1. Point the uncurled fingers of your right hand along the direction of the first vector A.
2. Rotate your arm until you can curl your fingers in the direction of the second vector B.
3. Your stretched out thumb now points in the direction of the cross product vector A×B.

The magnitude of the cross product is given by

${\displaystyle |\mathbf {A} \times \mathbf {B} |=|\mathbf {A} ||\mathbf {B} |\sin \theta }$

where |A| and |B| are the magnitudes of A and B, and θ is the angle between these two vectors. Note that the magnitude of the cross product is zero when the vectors are parallel or anti-parallel, and maximum when they are perpendicular. This contrasts with the dot product, which is maximum for parallel vectors and zero for perpendicular vectors.

Notice that the cross product does not commute, i. e., the order of the vectors is important. In particular, it is easy to show using the right-hand rule that

${\displaystyle \mathbf {A} \times \mathbf {B} =-\mathbf {B} \times \mathbf {A} }$

An alternate way to compute the cross product is most useful when the two vectors are expressed in terms of components,

${\displaystyle \mathbf {C} =\mathbf {A} \times \mathbf {B} ={\begin{vmatrix}\mathbf {i} &\mathbf {j} &\mathbf {k} \\A_{x}&A_{y}&A_{z}\\B_{x}&B_{y}&B_{z}\end{vmatrix}}}$

where the determinant is expanded as if all the components were numbers, giving

${\displaystyle C_{x}=A_{y}B_{z}-A_{z}B_{y}}$
${\displaystyle C_{y}=A_{z}B_{x}-A_{x}B_{z}}$
${\displaystyle C_{z}=A_{x}B_{y}-A_{y}B_{z}\ .}$

Note how the positive terms possess a forward alphabetical direction, xyzxyzx... (with x following z):

With the cross product we can also multiply three vectors together, in two different ways.

We can take the dot product of a vector with a cross product, a triple scalar product,

${\displaystyle \mathbf {A} \cdot (\mathbf {B} \times \mathbf {C} )=(\mathbf {A} \times \mathbf {B} )\cdot \mathbf {C} }$

The absolute value of this product is the volume of the parallelpiped defined by the three vectors, A, B, and C

Alternately, we can take the cross product of a vector with a cross product, a triple vector product, which can be simplified to a combination of dot products.

${\displaystyle \mathbf {A} \times (\mathbf {B} \times \mathbf {C} )=(\mathbf {A} \cdot \mathbf {C} )\mathbf {B} -(\mathbf {A} \cdot \mathbf {B} )\mathbf {C} }$

This form is easier to do calculations with.

The triple vector product is not associative.
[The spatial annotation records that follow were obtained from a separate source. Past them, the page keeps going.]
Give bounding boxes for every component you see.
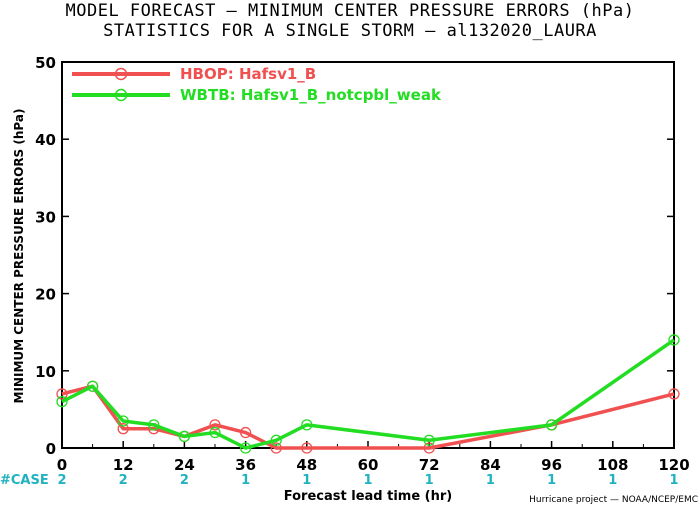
data-point — [117, 415, 129, 427]
x-tick-label: 24 — [174, 456, 195, 474]
case-count: 1 — [241, 473, 250, 488]
case-count: 2 — [119, 473, 128, 488]
y-axis-ticks: 0 10 20 30 40 50 — [35, 54, 674, 458]
plot-frame — [61, 61, 675, 449]
data-point — [178, 430, 191, 443]
x-tick-label: 96 — [541, 456, 562, 474]
data-point — [56, 388, 68, 400]
x-tick-label: 60 — [358, 456, 379, 474]
data-point — [148, 419, 160, 431]
case-count: 2 — [180, 473, 189, 488]
data-point — [239, 426, 252, 439]
case-count: 1 — [425, 473, 434, 488]
x-tick-label: 108 — [597, 456, 628, 474]
legend-label: HBOP: Hafsv1_B — [180, 65, 316, 83]
data-point — [668, 334, 680, 346]
y-axis-label: MINIMUM CENTER PRESSURE ERRORS (hPa) — [12, 109, 26, 404]
legend-marker — [114, 88, 128, 102]
data-point — [270, 434, 282, 446]
data-point — [209, 419, 221, 431]
data-point — [270, 442, 282, 454]
data-point — [668, 388, 680, 400]
y-tick-label: 10 — [35, 363, 56, 381]
data-point — [239, 442, 252, 454]
data-point — [423, 442, 435, 454]
x-tick-label: 84 — [480, 456, 501, 474]
legend: HBOP: Hafsv1_B WBTB: Hafsv1_B_notcpbl_wea… — [72, 65, 442, 104]
x-tick-label: 0 — [57, 456, 67, 474]
case-count: 1 — [363, 473, 372, 488]
y-tick-label: 0 — [46, 440, 56, 458]
data-point — [545, 419, 558, 431]
case-count: 1 — [486, 473, 495, 488]
case-count: 2 — [57, 473, 66, 488]
y-tick-label: 40 — [35, 131, 56, 149]
data-point — [209, 426, 221, 439]
case-count: 1 — [302, 473, 311, 488]
y-tick-label: 50 — [35, 54, 56, 72]
legend-marker — [114, 67, 128, 81]
x-axis-ticks: 0 12 24 36 48 60 72 84 96 108 120 — [57, 441, 690, 474]
x-tick-label: 120 — [658, 456, 689, 474]
data-point — [301, 442, 313, 454]
case-counts: 2 2 2 1 1 1 1 1 1 1 1 — [57, 473, 678, 488]
legend-label: WBTB: Hafsv1_B_notcpbl_weak — [180, 86, 442, 104]
case-count: 1 — [669, 473, 678, 488]
credit-text: Hurricane project — NOAA/NCEP/EMC — [529, 495, 698, 505]
x-tick-label: 36 — [235, 456, 256, 474]
x-tick-label: 12 — [113, 456, 134, 474]
case-count: 1 — [547, 473, 556, 488]
case-count: 1 — [608, 473, 617, 488]
data-point — [117, 423, 129, 435]
chart-subtitle: STATISTICS FOR A SINGLE STORM — al132020… — [103, 21, 597, 41]
series-line — [61, 384, 675, 450]
y-tick-label: 30 — [35, 208, 56, 226]
series-line — [61, 338, 675, 450]
chart-title: MODEL FORECAST — MINIMUM CENTER PRESSURE… — [66, 1, 635, 21]
x-axis-label: Forecast lead time (hr) — [284, 489, 452, 504]
x-tick-label: 72 — [419, 456, 440, 474]
series-layer — [56, 334, 680, 454]
x-tick-label: 48 — [296, 456, 317, 474]
y-tick-label: 20 — [35, 286, 56, 304]
data-point — [423, 434, 435, 446]
data-point — [301, 419, 313, 431]
data-point — [86, 380, 99, 392]
data-point — [56, 396, 68, 408]
case-label: #CASE — [0, 473, 49, 488]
${\displaystyle \mathbf {A} \times (\mathbf {B} \times \mathbf {C} )\neq (\mathbf {A} \times \mathbf {B} )\times \mathbf {C} }$

A nice as well as a useful way to denote the cross product is using the indicial notation

${\displaystyle \mathbf {C=A\times B} =\;\epsilon ^{ijk}\,A_{j}\,B_{k}\,{\hat {e}}_{i}}$,

where ${\displaystyle \epsilon ^{ijk}}$ is the Levi-Civita alternating symbol and ${\displaystyle {\hat {e}}_{i}}$ is either of the unit vectors ${\displaystyle {\hat {i}},{\hat {j}},{\hat {k}}}$. (A good exercise to convince yourself would be to use this expression and see if you can get C = A x B as defined before.)